Die 14 vornehmlich jungen Männer sollen dabei nur der Anfang sein. Allein mit Blick auf die Gewalt an der Küste wird laut syrischer Justiz aktuell gegen 560 Menschen ermittelt. Nach den Massakern hatte die Übergangsregierung eine unabhängige Kommission einberufen. Diese erklärte in ihrem Bericht vom Juli, dass die Militärführung keine systematische Gewalt gegen Alawit:innen – zu denen auch die Assad-Familie gehört – angeordnet habe. Eine im September veröffentlichte Untersuchung von Human Rights Watch konnte den Befehlsablauf nicht klären, kam aber zu dem Ergebnis, dass Exekutionen und andere Gräuel an Zivilist:innen von Teilen der Damaskus unterstehenden Sicherheitskräfte weit verbreitet waren.
„Du bist klar zu erkennen“, entgegnete der Richter
Befehlsketten standen an diesem ersten Prozesstag in Aleppo nicht im Fokus, unter den Angeklagten befinden sich bislang auch keine hohen Kommandeure. Lediglich bei den mutmaßlichen Assad-Anhängern fragte Richter Bakkar nach Anweisungen – aus Israel, Russland oder Irak vielleicht? Ja, erklärte einer der Befragten, er habe Fahrzeuge des Militärs gestohlen, sich aber nicht an den Kämpfen beteiligt.
Im Zentrum der Befragung der Sicherheitskräfte standen Videoaufnahmen, die die Angeklagten teils selbst aufgenommen haben sollen. Laut der Beschreibung des Richters soll darin zu sehen sein, wie einzelne Angeklagte auf Zivilist:innen einschlagen. Auch von Leichen war die Rede.
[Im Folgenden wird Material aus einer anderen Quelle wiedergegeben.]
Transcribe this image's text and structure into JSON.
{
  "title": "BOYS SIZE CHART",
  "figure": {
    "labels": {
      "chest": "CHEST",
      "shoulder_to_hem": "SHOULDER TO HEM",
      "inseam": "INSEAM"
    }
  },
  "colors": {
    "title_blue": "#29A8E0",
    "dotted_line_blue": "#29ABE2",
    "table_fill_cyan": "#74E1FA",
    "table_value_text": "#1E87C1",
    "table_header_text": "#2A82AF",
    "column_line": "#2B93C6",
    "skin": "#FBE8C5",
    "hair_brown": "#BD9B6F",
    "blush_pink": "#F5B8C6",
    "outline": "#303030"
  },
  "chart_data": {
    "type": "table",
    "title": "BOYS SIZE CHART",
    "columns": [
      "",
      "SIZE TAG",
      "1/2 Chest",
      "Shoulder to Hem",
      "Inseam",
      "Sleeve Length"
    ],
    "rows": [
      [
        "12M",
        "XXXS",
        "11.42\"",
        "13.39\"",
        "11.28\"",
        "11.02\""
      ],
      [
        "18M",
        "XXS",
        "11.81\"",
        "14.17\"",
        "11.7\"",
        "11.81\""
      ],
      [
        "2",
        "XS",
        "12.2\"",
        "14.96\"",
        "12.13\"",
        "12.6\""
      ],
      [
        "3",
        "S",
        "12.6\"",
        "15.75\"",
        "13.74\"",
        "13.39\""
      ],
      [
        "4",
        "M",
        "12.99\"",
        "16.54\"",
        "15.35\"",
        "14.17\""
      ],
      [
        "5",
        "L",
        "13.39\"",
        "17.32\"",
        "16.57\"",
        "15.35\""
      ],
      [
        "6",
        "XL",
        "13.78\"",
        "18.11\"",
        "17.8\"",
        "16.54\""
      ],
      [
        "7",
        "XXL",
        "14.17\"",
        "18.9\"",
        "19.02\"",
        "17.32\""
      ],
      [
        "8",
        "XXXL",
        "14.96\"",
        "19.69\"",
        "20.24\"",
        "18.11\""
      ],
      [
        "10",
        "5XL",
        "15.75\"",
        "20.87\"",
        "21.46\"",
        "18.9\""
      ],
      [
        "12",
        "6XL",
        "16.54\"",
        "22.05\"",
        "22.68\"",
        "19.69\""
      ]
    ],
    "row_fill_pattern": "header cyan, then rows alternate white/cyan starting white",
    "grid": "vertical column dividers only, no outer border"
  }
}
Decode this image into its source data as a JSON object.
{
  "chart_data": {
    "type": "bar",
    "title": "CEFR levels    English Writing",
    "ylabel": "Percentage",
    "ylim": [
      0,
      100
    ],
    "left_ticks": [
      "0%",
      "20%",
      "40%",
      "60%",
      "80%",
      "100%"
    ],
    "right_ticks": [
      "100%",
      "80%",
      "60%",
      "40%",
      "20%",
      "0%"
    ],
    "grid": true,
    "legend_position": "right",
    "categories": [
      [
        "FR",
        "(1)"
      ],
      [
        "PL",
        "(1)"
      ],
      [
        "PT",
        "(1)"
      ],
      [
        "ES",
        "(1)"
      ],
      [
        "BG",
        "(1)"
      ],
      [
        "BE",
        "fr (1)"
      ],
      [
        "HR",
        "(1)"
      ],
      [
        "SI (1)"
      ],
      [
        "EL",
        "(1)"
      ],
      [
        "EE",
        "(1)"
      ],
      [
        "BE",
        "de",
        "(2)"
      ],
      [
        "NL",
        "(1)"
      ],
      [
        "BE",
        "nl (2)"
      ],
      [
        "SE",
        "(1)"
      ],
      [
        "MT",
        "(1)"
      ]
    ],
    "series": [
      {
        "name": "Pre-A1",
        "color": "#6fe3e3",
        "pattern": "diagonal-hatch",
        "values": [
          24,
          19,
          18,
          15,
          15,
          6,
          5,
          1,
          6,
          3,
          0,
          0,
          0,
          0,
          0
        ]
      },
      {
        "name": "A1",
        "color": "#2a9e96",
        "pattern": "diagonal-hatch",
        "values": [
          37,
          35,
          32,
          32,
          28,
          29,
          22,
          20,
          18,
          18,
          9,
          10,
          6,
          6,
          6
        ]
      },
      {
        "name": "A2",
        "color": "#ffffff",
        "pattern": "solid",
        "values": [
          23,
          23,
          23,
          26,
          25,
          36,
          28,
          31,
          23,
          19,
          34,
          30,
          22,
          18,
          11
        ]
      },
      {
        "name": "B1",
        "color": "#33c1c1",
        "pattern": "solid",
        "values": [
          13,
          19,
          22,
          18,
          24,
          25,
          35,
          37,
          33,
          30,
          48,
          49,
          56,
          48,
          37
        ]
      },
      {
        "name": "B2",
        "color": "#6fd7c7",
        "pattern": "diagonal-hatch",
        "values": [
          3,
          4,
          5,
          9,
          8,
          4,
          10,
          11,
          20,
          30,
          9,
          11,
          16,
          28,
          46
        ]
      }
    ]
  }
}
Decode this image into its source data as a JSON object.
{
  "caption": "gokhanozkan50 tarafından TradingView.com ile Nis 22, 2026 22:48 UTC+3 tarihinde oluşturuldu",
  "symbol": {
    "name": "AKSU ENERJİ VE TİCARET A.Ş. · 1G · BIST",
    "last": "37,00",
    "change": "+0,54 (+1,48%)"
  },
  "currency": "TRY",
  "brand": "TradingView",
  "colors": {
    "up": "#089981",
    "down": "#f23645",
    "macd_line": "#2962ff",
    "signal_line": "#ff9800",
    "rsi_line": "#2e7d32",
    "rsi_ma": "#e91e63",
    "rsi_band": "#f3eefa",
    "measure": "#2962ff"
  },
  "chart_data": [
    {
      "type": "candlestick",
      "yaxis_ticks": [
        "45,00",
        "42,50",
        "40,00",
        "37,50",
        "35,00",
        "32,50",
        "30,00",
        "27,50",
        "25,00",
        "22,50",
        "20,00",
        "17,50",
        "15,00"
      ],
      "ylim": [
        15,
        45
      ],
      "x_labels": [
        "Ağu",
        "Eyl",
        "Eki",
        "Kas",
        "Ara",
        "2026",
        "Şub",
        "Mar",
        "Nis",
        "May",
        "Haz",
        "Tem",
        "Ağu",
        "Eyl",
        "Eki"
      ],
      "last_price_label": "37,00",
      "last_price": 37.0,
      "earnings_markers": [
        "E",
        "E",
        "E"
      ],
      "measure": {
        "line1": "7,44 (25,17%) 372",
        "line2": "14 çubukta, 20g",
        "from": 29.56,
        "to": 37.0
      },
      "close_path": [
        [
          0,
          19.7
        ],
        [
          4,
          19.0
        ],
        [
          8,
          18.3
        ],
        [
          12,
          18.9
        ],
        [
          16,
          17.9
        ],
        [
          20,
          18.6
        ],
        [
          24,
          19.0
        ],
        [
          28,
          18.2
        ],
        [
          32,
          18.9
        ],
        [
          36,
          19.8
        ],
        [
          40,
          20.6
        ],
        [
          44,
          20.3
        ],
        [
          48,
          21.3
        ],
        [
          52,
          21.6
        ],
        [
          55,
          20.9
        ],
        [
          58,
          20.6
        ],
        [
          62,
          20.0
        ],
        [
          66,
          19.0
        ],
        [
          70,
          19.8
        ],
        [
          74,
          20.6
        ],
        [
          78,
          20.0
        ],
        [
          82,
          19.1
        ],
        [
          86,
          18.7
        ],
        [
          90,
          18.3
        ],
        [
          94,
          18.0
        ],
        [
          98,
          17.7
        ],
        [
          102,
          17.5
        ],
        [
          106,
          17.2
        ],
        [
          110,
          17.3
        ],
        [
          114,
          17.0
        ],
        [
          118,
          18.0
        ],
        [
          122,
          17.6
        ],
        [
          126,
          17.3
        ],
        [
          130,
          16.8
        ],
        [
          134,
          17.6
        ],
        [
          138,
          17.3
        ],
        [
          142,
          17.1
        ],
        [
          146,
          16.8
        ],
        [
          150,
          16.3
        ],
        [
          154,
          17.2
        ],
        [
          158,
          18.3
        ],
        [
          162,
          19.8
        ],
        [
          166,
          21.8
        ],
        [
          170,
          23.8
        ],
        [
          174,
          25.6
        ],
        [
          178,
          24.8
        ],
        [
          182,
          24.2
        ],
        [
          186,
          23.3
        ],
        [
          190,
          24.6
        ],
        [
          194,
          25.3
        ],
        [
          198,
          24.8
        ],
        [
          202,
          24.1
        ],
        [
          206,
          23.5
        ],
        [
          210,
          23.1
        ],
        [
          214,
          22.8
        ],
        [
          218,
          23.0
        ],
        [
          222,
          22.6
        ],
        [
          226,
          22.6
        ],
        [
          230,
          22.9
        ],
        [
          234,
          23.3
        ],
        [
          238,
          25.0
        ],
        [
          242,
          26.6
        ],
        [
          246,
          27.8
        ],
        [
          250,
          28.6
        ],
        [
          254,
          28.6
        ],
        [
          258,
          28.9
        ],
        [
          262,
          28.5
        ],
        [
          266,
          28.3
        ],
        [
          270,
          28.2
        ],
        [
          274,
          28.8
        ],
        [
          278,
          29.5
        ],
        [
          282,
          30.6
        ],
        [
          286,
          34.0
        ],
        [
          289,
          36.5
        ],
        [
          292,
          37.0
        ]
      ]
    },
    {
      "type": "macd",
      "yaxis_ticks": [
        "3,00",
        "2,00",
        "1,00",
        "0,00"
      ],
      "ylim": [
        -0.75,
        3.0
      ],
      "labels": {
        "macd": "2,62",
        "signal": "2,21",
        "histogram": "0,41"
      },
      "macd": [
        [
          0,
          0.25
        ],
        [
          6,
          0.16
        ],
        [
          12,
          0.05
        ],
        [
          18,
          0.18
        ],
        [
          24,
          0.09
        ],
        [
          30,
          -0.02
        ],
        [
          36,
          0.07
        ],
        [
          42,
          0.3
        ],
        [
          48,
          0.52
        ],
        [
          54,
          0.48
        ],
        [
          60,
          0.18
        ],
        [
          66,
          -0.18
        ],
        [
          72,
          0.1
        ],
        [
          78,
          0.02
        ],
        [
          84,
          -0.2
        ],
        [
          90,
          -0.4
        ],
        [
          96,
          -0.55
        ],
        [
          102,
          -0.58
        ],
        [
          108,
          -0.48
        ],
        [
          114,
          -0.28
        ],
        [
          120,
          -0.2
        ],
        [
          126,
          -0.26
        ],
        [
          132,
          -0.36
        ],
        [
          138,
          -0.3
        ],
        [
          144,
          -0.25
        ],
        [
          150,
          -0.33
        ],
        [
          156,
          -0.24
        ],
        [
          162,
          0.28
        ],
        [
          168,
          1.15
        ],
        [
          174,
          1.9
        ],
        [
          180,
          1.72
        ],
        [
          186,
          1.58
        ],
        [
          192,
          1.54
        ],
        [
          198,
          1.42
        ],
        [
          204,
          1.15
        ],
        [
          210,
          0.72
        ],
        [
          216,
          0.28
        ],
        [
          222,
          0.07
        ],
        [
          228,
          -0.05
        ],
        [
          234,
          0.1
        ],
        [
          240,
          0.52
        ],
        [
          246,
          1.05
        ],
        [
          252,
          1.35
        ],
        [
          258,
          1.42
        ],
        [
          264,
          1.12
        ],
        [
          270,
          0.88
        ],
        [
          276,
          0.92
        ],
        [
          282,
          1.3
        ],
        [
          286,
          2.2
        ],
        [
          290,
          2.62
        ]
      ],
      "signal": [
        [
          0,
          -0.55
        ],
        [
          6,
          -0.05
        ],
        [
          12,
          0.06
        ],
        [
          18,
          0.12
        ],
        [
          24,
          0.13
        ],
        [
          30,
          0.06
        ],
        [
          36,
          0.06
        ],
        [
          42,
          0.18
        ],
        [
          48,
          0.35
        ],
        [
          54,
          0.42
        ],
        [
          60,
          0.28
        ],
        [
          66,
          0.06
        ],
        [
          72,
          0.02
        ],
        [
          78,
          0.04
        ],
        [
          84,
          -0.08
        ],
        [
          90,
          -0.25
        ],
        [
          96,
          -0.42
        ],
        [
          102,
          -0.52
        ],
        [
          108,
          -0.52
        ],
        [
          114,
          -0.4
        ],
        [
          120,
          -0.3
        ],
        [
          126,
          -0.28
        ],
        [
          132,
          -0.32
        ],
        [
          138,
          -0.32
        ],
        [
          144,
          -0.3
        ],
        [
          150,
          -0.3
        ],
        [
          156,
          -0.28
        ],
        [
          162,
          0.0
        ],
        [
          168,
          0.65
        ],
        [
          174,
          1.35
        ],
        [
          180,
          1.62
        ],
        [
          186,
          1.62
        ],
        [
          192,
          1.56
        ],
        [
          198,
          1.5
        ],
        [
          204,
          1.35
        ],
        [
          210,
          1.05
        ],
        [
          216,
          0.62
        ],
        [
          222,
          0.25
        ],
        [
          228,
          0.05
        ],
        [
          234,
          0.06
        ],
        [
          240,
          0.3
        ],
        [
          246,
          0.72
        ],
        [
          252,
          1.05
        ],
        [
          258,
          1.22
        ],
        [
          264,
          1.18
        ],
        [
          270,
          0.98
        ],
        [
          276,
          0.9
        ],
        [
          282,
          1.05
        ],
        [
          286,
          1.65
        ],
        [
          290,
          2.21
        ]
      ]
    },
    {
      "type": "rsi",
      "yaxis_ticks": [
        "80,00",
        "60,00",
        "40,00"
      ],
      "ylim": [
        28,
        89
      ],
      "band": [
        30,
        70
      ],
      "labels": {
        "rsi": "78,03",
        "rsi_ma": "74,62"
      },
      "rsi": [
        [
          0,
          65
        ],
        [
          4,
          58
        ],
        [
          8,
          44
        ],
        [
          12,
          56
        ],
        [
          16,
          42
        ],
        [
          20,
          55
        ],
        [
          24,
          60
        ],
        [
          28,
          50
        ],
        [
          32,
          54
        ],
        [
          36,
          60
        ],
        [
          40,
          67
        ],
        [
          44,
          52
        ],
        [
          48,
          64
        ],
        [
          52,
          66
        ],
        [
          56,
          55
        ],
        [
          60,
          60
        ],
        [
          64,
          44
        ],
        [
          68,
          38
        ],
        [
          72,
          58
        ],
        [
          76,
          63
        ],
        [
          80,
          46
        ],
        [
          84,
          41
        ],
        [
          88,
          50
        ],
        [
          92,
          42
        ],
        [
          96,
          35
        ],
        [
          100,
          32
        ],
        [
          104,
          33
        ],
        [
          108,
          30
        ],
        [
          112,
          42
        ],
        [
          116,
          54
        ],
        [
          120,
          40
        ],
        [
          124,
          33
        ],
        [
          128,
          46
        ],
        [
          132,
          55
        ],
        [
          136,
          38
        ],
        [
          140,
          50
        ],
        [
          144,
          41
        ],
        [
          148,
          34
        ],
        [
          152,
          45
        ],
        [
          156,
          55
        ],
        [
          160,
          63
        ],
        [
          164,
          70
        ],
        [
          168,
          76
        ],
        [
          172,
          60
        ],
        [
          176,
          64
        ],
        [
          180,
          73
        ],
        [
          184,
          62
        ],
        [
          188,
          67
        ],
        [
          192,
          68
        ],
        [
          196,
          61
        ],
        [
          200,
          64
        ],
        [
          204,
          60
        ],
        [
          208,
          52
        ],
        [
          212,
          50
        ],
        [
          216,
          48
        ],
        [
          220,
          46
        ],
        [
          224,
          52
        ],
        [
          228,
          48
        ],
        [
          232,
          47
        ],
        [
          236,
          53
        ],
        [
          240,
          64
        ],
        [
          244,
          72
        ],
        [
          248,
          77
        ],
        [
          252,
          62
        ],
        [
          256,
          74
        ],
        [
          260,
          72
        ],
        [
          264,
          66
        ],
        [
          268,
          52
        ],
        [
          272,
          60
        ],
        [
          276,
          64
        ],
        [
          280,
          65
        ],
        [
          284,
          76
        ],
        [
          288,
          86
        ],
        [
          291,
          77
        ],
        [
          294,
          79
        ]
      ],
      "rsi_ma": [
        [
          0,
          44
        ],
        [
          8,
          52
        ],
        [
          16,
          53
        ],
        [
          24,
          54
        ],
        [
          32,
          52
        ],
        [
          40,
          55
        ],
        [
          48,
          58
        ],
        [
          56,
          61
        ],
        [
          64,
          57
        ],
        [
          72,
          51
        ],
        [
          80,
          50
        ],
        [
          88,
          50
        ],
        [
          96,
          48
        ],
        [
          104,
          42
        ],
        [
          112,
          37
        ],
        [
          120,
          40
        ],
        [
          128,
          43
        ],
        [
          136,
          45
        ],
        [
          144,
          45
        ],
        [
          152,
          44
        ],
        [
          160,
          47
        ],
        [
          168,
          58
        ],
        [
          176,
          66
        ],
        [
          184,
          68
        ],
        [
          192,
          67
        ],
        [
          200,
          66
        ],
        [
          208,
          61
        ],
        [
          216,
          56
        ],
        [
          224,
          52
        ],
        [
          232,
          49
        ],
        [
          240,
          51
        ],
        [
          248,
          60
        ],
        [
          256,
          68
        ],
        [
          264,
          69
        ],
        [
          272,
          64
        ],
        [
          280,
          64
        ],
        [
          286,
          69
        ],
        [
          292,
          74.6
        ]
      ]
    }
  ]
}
„Das bin nicht ich, die Bilder wurden mit künstlicher Intelligenz erstellt“, erklärte einer der Männer. „Du bist klar zu erkennen“, entgegnete der Richter. Doch der Angeklagte blieb dabei. Ein Zweiter sagte, die Menschen in einem der als Beweis angeführten Videos seien nur als Zivilist:innen gekleidet, in Wahrheit aber bewaffnet gewesen. „Ich bin nicht in die Küstenregion gereist, um Menschen zu töten, ich wollte sie schützen“, beteuerte ein Dritter: „Niemand, der die vergangenen 14 Jahre miterlebt hat, will das wiederholen.“
Während in einer Pause die beiden Gruppen in der Box wechselten, liefen einigen Angehörigen der Angeklagten beim Anblick der Männer Tränen über das Gesicht. Gefilmt oder fotografiert werden durften die miteinander durch Handschellen verbundenen Beschuldigten nicht. Nach etwa drei Stunden vertagte Richter Bakkar die weitere Anhörung. Für den Dezember sind die nächsten Termine angesetzt – nach dem Jahrestag des Sturzes von Assad.